Cupcake & Dino: General Services is an absolute delight

Cupcake & Dino is firmly rooted in the oddball animation of the 2000s. Adventure Time, Regular Show, and the vast world of lo-fi YouTube productions are its influences, and they are worn proudly on the sleeve. The show's titular brothers, diminutive Cupcake and doofy Dino — who are, yes, a cupcake and dinosaur respectively — work odd jobs, watch TV, and try to have as much fun as possible. Their world is one of indiscriminate anthropomorphism, where everything from cuts of steak to bumblebees are living, thinking characters. 

It's this seat-of-the-pants absurdism that makes the show engaging, while lesser attempts might've seemed contrived. Truly, anything can be made weird in Cupcake and Dino's world and very likely will. At the heart of it, however, are the two brothers, their love for each other, and the very real joy they take in the world around them. Pizza delivery? Mythical beasts? The loss of a treasured sweatband? All of these fuel episodes that are as surreal as they are surprisingly tender. Cupcake and Dino just want to have a good time, and in so doing, they make sure the audience has one as well.

Love, Death & Robots is masterful science fiction

Science fiction glories in short stories, short films, and episodic adventures. Much of the time, these are brought together as anthologies, whether on the printed page in magazines like Amazing Stories or as part of series like The Twilight Zone. Classics of the genre were born in this way, from the modern Black Mirror to oft-adapted tales like "To Serve Man" and "It's a Good Life." Terrifying twists, shocking reveals, and thoughtful reversals are thick on the ground here, lingering in the audience's mind for decades as "that crazy story about the town controlled by the psychic kid," "the one with the cannibals," or "the episode with William Shatner on a plane."

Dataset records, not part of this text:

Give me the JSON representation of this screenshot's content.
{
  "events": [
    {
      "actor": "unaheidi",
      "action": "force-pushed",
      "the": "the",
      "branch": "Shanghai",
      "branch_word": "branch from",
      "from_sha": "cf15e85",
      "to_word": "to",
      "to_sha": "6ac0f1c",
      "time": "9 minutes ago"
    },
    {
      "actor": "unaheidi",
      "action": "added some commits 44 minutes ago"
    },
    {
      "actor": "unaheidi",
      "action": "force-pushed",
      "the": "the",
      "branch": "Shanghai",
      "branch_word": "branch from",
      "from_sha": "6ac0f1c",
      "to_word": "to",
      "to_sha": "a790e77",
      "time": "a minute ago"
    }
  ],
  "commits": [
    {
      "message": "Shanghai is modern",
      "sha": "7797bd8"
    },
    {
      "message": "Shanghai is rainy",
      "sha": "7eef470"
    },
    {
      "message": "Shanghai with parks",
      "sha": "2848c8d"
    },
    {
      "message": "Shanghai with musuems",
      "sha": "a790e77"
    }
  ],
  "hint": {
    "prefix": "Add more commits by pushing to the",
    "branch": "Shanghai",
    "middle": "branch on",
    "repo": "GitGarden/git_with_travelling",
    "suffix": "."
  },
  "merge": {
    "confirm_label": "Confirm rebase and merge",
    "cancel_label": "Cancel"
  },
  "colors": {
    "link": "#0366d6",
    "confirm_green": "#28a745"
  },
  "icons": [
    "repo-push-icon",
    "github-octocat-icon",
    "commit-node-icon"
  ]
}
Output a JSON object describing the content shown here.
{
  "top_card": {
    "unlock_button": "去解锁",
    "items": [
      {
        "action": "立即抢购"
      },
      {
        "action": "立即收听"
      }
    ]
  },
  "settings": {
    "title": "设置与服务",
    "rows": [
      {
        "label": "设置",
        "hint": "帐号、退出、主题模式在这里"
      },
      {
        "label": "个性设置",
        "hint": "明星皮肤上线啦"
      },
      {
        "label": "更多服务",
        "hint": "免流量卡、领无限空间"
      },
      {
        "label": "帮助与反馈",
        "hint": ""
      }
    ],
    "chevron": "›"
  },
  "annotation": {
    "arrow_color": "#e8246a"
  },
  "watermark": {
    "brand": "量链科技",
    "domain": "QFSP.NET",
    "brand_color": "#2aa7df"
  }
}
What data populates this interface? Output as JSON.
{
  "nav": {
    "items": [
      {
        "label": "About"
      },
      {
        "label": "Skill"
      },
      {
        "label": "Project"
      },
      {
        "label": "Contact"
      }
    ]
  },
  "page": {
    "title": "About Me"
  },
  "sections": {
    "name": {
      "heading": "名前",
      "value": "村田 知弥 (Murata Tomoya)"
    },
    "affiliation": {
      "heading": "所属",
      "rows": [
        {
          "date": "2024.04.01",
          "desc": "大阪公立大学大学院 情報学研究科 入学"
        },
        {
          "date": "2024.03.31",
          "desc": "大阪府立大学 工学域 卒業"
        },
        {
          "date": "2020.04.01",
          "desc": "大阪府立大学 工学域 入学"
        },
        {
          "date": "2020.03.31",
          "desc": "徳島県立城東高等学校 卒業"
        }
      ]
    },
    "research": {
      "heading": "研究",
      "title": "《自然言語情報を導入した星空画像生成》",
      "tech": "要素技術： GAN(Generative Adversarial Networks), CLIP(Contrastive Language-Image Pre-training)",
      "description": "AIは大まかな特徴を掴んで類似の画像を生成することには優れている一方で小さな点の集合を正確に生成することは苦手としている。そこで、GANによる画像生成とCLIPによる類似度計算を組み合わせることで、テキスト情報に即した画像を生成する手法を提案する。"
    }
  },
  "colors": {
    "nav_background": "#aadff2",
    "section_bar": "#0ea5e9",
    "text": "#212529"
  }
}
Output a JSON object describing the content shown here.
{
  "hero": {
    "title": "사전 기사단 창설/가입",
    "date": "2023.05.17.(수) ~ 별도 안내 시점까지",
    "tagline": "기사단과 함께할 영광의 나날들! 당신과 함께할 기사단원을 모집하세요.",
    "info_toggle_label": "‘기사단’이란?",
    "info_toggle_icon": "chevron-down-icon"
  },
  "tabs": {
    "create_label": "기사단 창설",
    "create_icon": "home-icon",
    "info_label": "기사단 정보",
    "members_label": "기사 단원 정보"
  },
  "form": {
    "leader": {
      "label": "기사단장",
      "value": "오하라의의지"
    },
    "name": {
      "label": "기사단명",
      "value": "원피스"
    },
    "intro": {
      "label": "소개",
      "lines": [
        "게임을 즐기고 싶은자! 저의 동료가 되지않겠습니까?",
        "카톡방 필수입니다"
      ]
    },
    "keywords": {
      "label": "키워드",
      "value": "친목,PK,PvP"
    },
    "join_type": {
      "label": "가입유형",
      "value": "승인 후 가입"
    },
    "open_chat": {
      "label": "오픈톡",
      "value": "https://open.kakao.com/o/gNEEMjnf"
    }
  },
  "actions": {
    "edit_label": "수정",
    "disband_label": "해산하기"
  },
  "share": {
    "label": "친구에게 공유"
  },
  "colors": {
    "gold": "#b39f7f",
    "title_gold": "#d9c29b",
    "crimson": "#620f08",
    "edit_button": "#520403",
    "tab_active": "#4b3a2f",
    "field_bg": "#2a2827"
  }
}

Love, Death & Robots is another entry into this sterling canon. A collection of stories about artificial intelligence and its impact upon humans, it veers from disarmingly tender and outright vulgar to something close to nihilism. Most notably among its fellows is the fact that it's animated. The possibilities this allows, in contrast to things like The Twilight Zone, are well-explored, especially as the show doesn't stick to any one strict design. Like its stories, Love, Death & Robots ranges far afield in its aesthetics, right to the edge of what's known. Then, like all great science fiction, it peeks over the edge to catch a glimpse of what's next.

Bojack Horseman is one of the greatest cartoons ever made

Who'd have thought the world had room in it for yet another story about a struggling middle-aged man straddling the line between self-destruction and actualization? And who'd have thought that one of the greatest works of this well-plumbed genre would star an anthropomorphic horse?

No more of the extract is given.